Quatrième de couverture : 

"Eté 1916. Vincent découvre la passion dans les bras d'Arthur, jeune soldat qui tente d'échapper pour quelques jours à l'horreur des tranchées. Dans le même temps, il ébauche une affection amoureuse avec l'écrivain mondain et renommé Marcel Proust. Le temps de ce bel été, l'un va devenir l'amant, l'autre l'ami. Comme deux fragiles éclats de bonheur au milieu de la tragédie."

Extrait :

"Quand le silence se fait à nouveau dans la chambre, je pense : c'est la troisième nuit que nous passons ensemble. La troisième des sept nuits auxquelles ta permission te donne droit. C'est une semaine de l'été 1916. J'ai seize ans, les cheveux noirs, les yeux clairs. Je m'appelle Vincent de L'Etoile. C'est une semaine d'un soleil énorme. La semaine de tous mes bouleversements. Celle de ma rencontre avec Marcel P. et avec Arthur V., de ma confrontation avec un esprit et avec un corps, d'un rendez-vous inattendu avec la vie facile et la mort possible. Je crois au hasard, si bien que je ne souhaite voir dans cette simultanéité qu'une coïncidence. J'essaie de trouver le sommeil et je finis par y arriver.

Au petit jour, je contemple ton visage détourné qui repose sur ton bras droit, les plis de ta nuque, le creux de tes omoplates où le soleil du dehors jette une flaque de lumière, ton dos parsemé de grains de beauté comme des repères pour plus tard, tes fesses duveteuses sur les rebords desquelles le drap a stoppé son glissement, ton endormissement lourd. C'est un instant de toi pour l'éternité, quoi  qu'il puisse advenir."

Mon avis sur le roman :

Le narrateur, un garçon de 16 ans s'éprend d'un jeune soldat en permission de 21 ans et passe une semaine en sa compagnie. Ils font l'amour tous les soirs. C'est très beau et très émouvant parce qu'il chérit, caresse, console, embrasse une chair probablement promise à la mort.
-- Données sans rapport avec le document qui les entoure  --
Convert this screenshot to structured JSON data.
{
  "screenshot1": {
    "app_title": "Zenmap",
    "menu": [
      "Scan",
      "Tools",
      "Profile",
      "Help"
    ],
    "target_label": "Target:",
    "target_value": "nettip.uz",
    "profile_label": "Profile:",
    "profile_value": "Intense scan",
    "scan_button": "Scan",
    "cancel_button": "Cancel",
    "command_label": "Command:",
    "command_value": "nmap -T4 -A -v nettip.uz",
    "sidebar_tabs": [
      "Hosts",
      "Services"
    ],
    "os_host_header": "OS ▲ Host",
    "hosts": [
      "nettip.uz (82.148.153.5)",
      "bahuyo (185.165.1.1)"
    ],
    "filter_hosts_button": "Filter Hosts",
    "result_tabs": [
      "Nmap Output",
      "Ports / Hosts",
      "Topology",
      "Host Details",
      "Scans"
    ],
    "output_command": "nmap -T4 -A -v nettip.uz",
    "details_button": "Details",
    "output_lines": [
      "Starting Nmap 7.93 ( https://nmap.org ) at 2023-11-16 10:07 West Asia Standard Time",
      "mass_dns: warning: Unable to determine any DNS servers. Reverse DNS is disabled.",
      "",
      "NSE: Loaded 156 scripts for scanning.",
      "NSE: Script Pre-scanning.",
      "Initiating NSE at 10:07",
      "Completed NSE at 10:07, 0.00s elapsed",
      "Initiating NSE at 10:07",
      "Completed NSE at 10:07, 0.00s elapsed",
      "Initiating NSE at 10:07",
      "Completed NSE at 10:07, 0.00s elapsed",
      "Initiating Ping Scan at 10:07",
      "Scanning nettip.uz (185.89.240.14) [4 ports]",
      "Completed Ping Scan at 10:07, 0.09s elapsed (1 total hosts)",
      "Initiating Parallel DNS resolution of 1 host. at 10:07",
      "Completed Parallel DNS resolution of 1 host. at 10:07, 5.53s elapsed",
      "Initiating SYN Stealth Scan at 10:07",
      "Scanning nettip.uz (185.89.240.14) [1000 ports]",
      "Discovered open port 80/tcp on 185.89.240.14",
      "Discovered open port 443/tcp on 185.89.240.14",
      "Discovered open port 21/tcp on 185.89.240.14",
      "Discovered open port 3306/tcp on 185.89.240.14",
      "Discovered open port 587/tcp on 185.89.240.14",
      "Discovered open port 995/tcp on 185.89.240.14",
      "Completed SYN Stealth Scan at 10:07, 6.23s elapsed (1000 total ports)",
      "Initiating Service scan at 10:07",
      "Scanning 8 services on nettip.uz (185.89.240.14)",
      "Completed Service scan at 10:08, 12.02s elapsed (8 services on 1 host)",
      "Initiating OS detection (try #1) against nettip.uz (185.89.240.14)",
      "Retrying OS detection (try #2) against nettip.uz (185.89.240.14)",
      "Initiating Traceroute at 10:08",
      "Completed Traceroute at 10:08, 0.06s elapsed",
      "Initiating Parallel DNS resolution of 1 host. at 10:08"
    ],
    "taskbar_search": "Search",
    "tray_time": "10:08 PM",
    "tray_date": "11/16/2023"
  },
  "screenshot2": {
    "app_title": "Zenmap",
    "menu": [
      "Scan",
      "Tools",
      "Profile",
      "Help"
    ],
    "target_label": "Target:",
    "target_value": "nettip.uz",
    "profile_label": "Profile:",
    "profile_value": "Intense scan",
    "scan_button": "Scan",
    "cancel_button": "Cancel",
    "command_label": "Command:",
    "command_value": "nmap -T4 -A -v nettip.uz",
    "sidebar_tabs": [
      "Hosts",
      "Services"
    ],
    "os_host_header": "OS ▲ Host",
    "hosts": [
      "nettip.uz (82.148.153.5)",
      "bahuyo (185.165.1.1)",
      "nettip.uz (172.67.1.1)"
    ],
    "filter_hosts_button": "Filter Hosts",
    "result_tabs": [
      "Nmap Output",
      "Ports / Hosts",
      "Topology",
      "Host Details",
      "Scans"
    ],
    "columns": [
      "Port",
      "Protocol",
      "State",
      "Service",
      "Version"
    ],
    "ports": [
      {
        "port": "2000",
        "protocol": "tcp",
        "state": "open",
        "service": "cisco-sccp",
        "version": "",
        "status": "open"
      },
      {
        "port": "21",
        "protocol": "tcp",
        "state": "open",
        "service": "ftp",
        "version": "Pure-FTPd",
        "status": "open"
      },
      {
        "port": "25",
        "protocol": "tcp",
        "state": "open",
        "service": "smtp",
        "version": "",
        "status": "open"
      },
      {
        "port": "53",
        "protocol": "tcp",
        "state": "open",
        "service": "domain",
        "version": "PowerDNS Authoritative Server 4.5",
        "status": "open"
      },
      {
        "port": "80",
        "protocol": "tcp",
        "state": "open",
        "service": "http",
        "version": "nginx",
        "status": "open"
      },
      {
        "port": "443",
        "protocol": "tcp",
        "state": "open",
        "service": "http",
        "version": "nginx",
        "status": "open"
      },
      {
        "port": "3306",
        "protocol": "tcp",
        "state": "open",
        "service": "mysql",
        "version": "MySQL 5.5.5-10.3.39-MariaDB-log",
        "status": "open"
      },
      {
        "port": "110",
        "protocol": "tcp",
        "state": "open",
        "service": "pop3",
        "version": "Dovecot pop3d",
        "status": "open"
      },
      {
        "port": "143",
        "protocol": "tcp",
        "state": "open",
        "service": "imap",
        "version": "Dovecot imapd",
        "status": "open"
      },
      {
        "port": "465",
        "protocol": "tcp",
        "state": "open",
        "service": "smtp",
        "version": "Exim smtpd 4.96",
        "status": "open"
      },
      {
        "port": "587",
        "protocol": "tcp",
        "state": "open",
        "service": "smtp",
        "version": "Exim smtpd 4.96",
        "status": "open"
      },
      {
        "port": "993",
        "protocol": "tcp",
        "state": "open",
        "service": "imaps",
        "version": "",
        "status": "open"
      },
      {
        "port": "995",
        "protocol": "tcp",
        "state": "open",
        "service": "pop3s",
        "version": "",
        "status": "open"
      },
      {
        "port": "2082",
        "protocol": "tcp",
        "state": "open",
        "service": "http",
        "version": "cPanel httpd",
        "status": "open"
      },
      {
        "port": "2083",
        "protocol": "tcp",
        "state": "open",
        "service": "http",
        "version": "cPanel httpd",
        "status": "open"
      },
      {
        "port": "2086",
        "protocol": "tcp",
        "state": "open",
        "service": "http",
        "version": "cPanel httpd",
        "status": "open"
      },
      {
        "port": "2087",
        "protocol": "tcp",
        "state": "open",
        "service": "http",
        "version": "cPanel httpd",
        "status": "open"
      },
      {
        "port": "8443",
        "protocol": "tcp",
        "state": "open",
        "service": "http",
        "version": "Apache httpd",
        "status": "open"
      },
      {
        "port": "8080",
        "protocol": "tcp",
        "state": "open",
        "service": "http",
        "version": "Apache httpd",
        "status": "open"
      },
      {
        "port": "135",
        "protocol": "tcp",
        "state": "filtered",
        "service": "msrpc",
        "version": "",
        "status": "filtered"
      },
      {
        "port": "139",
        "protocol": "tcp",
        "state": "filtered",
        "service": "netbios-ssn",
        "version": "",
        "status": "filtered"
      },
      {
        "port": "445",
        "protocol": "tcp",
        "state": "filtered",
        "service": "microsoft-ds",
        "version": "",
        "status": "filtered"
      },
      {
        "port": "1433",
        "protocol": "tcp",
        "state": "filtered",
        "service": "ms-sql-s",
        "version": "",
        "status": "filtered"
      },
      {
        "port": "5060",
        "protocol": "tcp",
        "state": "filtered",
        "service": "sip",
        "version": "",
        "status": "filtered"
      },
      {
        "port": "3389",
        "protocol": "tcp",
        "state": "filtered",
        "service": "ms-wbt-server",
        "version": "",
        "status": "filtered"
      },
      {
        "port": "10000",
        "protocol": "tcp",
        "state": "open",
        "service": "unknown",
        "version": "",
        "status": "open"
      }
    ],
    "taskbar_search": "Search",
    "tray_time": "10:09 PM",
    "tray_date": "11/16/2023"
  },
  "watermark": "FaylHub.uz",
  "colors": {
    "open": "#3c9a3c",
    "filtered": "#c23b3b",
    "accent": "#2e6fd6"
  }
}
Le narrateur explique qu'il n'a pas le sentiment de faire quelque chose de mal. Manifestation sublime de charité et de compassion, parce qu'il l'aime aussi de toute son âme.

Je n'aurais peut-être pas compris cela sans Julien Green. Il y a une histoire de l'amour, des troubadours aux temps modernes. Notre époque est celle de la pornographie (traiter l'autre comme une chose, ignorer ou mépriser le principe d'humanité), mais aussi de la célébration de l'amour charnel. Il n'y a pas d'"amour pur". L'amour platonique n'est pas supérieur à l'amour charnel.

Le malheur ici, c'est la guerre et une chair (l'âme indissociablement unie au corps) aimée, désirée, vénérée, caressée, consolée, promise à la mort...

Une magnifique histoire d'amour qui met sans cesse  le cœur au bord des larmes.

J'ai pensé à Rimbaud : 

"Un soldat jeune, bouche ouverte, tête nue,
Et la nuque baignant dans le frais cresson bleu,
Dort ; il est étendu dans l'herbe, sous la nue,
Pâle dans son lit vert où la lumière pleut. "

(Arthur Rimbaud, "le Dormeur du Val")

... Et à Simone Weil :

"Par une disposition éternelle de la Providence, tout ce qu'un homme produit en tout domaine quand l'esprit de justice et de vérité le maîtrise est revêtu de l'éclat de la beauté."

"Autant le malheur est hideux, autant l'expression vraie du malheur est souverainement belle."

L'amitié amoureuse du narrateur avec un écrivain vieillissant (Marcel Proust) est moins tragique, mais très belle aussi  et évoquée avec beaucoup de justesse.